SJC selected to participate in honored White Coat Ceremony

2018-06-29T15:41:57+00:00February 1st, 2015|Categories: Winter 2015|Tags: |

On September 28, 2014, sophomore students from the College’s campus nursing program gathered in the Harold Alfond Center for the annual Nursing Lighting Ceremony—a rite of passage for nursing students where they dedicate themselves to upholding ethical standards of the profession. The ceremony included reciting the Florence Nightingale Pledge and, for the first time, the donning of a white coat.

The white coat component was a special addition. The College—one of 100 across the country—was selected to participate in a pilot White Coat Ceremony, an honor bestowed upon the College by the Arnold P. Gold Foundation (APGF) and the American Association of Colleges of Nursing (AACN).

“It was an honor to participate in such an exciting and meaningful event,” says Dr. Lynette Hamlin, Saint Joseph’s associate dean for nursing. “This year, we  integrated the White Coat Ceremony into our Nursing Lighting Ceremony, which is our symbolic event to signify our students’ entrance into the profession of nursing.”

The ceremony included an address from Dr. Jacqueline Fawcett, a professor of nursing at the University of Massachusetts Boston.

The White Coat Ceremony has been a staple in medical education for more than 20 years, but with the recent collaboration between APGF and AACN, the reach of the ceremony has broadened. For this pilot program, nursing schools in 43 states plus the District of Columbia were granted financial support and guidance to host the White Coat Ceremony.
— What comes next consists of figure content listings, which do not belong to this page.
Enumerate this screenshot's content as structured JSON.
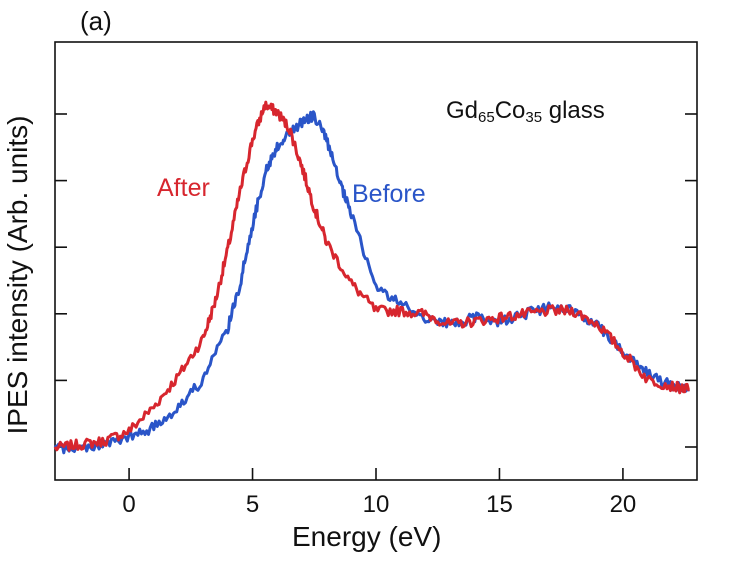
{
  "panel_label": "(a)",
  "sample": {
    "prefix": "Gd",
    "sub1": "65",
    "mid": "Co",
    "sub2": "35",
    "suffix": " glass"
  },
  "chart_data": {
    "type": "line",
    "title": "",
    "xlabel": "Energy  (eV)",
    "ylabel": "IPES intensity  (Arb. units)",
    "xlim": [
      -3,
      23
    ],
    "ylim": [
      0,
      1.05
    ],
    "xticks": [
      0,
      5,
      10,
      15,
      20
    ],
    "x_tick_labels": [
      "0",
      "5",
      "10",
      "15",
      "20"
    ],
    "y_ticks_count": 6,
    "y_tick_labels": [],
    "grid": false,
    "series": [
      {
        "name": "After",
        "color": "#d7262e",
        "x": [
          -3.0,
          -2.0,
          -1.0,
          0.0,
          1.0,
          2.0,
          3.0,
          3.5,
          4.0,
          4.5,
          5.0,
          5.5,
          6.0,
          6.5,
          7.0,
          7.5,
          8.0,
          9.0,
          10.0,
          11.0,
          12.0,
          13.0,
          14.0,
          15.0,
          16.0,
          17.0,
          18.0,
          19.0,
          20.0,
          21.0,
          22.0,
          22.7
        ],
        "y": [
          0.0,
          0.01,
          0.02,
          0.05,
          0.12,
          0.21,
          0.32,
          0.43,
          0.58,
          0.75,
          0.9,
          1.0,
          0.98,
          0.93,
          0.82,
          0.7,
          0.6,
          0.48,
          0.4,
          0.4,
          0.39,
          0.36,
          0.37,
          0.38,
          0.39,
          0.4,
          0.4,
          0.36,
          0.28,
          0.2,
          0.18,
          0.17
        ]
      },
      {
        "name": "Before",
        "color": "#2a55c8",
        "x": [
          -3.0,
          -2.0,
          -1.0,
          0.0,
          1.0,
          2.0,
          3.0,
          4.0,
          4.5,
          5.0,
          5.5,
          6.0,
          6.5,
          7.0,
          7.5,
          8.0,
          8.5,
          9.0,
          10.0,
          11.0,
          12.0,
          13.0,
          14.0,
          15.0,
          16.0,
          17.0,
          18.0,
          19.0,
          20.0,
          21.0,
          22.0,
          22.7
        ],
        "y": [
          0.0,
          0.0,
          0.01,
          0.03,
          0.06,
          0.12,
          0.2,
          0.35,
          0.48,
          0.65,
          0.8,
          0.88,
          0.92,
          0.95,
          0.97,
          0.9,
          0.78,
          0.68,
          0.47,
          0.42,
          0.38,
          0.36,
          0.38,
          0.37,
          0.39,
          0.41,
          0.4,
          0.36,
          0.28,
          0.22,
          0.18,
          0.17
        ]
      }
    ]
  }
}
“By offering White Coat Ceremonies, our schools are sending a clear message to new nursing students that compassionate care must be a hallmark of their clinical practice,” says Dr. Eileen T. Breslin, AACN president. “Securing a commitment to providing patient-centered care at the beginning of a nurse’s professional formation will help to raise the quality of care available to all patients.”

The Florence Nightingale Pledge

I solemnly pledge myself before God and in the presence of this assembly, to pass my life in purity and to practice my profession faithfully. I will abstain from whatever is deleterious and mischievous, and will not take or knowingly administer any harmful drug. I will do all in my power to maintain and elevate the standard of my profession, and will hold in confidence all personal matters  committed to my keeping and all family affairs coming to my knowledge in the practice of my calling. With loyalty will I endeavor to aid the physician in his work, and devote myself to the welfare of those committed to my care.